Ölümün olduğu bu dünyada hiçbir şey ciddi değildir aslında.
Frans Kafka
•••••Writer's pov:
Önündeki şarap şişesine baktı genç kız yüzüne buruk bir gülümseme yerleşti aynı anda.
Abisi ailesiyle birlikte şehri gezmek için dışarı çıkmıştı,oysa koca evde yalnız başına oturmuş içiyordu.
Bu halde olmasının sebebiyse yine sevdiği kadındı, derler ki, insana sevdiği insan kadar acı çektiren olmazmış.

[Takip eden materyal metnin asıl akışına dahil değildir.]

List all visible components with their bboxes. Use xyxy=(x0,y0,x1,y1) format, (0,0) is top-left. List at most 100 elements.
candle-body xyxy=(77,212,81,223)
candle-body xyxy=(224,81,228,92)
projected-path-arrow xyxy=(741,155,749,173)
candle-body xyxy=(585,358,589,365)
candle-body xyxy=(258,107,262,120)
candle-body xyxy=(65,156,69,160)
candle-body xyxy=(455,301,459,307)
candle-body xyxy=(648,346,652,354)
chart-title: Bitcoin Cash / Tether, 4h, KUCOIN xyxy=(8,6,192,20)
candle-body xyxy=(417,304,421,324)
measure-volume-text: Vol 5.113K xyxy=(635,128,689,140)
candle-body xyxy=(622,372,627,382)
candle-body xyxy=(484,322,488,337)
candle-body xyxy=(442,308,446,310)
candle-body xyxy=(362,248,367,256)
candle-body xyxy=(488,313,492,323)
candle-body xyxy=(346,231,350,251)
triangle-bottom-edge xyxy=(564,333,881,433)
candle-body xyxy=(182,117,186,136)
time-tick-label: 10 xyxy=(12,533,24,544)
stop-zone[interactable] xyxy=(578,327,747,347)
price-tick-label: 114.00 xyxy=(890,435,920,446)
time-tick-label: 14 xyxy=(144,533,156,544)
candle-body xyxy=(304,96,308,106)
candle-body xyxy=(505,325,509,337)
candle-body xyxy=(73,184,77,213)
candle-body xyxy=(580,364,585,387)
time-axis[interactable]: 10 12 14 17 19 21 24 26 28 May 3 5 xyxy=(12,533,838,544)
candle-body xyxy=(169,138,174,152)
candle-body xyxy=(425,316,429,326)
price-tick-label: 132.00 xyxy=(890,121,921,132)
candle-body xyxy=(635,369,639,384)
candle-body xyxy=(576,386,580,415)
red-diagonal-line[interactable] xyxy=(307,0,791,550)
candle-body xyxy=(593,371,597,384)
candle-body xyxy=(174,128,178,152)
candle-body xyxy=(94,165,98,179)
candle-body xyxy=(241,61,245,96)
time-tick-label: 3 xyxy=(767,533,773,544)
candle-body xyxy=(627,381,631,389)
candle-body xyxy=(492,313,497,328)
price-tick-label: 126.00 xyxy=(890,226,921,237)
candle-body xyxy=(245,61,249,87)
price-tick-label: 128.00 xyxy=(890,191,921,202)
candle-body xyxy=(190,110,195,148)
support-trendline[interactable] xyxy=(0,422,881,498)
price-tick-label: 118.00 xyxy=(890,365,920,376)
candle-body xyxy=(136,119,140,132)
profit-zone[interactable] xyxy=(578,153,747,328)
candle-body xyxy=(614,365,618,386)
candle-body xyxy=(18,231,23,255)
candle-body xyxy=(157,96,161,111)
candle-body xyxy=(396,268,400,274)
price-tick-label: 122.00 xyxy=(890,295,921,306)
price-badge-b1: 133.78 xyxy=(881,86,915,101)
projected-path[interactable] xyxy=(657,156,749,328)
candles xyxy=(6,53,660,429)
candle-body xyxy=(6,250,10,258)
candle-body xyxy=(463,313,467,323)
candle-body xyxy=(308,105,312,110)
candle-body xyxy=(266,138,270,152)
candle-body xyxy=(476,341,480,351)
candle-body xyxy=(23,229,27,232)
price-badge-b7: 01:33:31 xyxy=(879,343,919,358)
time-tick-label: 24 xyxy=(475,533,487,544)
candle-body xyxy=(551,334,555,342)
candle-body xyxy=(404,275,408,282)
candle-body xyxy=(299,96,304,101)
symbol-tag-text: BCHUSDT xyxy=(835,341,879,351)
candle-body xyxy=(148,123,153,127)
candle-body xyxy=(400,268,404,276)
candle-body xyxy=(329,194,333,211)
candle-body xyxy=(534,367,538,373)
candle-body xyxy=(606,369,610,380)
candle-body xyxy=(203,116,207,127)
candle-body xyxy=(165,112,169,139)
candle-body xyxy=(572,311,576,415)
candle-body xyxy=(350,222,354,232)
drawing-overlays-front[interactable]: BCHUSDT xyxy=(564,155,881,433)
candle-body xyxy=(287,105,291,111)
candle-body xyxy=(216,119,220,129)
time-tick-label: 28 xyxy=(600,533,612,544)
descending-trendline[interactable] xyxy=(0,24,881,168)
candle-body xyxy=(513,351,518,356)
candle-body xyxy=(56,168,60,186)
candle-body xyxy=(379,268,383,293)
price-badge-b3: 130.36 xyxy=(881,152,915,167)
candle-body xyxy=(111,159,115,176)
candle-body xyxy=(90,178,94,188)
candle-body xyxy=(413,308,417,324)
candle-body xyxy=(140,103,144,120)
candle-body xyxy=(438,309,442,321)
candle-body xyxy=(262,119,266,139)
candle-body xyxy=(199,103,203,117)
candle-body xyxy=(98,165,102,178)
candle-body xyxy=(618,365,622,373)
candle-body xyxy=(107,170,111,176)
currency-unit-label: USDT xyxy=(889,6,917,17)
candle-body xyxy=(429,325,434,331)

Haklıymışlar, hiç kimse insanı sevdikleri kadar yaralamazmış.
Eve gelirken Jennie ve Kai'yi sarılırken görmüştü, sevdiği kadın onu görünce hemen Kai'den uzaklaşmıştı.
Anlamıyordu neden acı çektiriyordu sevdiği kadın ona?
"Beni neden sevmiyor?" Diye sordu önündeki şarap şişesine.
"Neden cevap vermiyorsun? Tamam ben konuşuyorum sen dinle o zaman"
Önündeki şaraptan içerek devam etti konuşmasına.
"Bazen bazı insanların gözlerinin içinde sanki bir yıldız var gibi geliyor ama onun gözlerinin içindeki yıldızı bir tek ben gördüm. O yıldızlar dünyanın en parlak yıldızlarıydı.
Çok güzel öyle böyle değil, bana kelebekleri anımsatıyor.Kelebekler kanatlarını göremiyormuş,ne kadar güzel olduklarının farkında olmazlarmış.
Çok benziyor kelebeklere onlar gibi hem çok güzel hem narin.
Ama bazen çok acımasız oluyor.
Bin orduya yenilmezdim onun gülüşüne yenildiğim kadar.
O gülünce kalbimin tam ortasında papatyalar yeşeriyor.
Bazen haykırmak istiyorum ' seni seviyorum' diye ama beceremiyorum.
Bir de Kai var sevgilisi, benim için yasak olduğu halde seviyorum onu.
Belki Kai onu mutlu edecek,o mutlu olsun yeter ki, ben alışığım.
Kokusu, cenneti kıskandıracak kadar güzel kokusu var mayışmama sebep oluyor.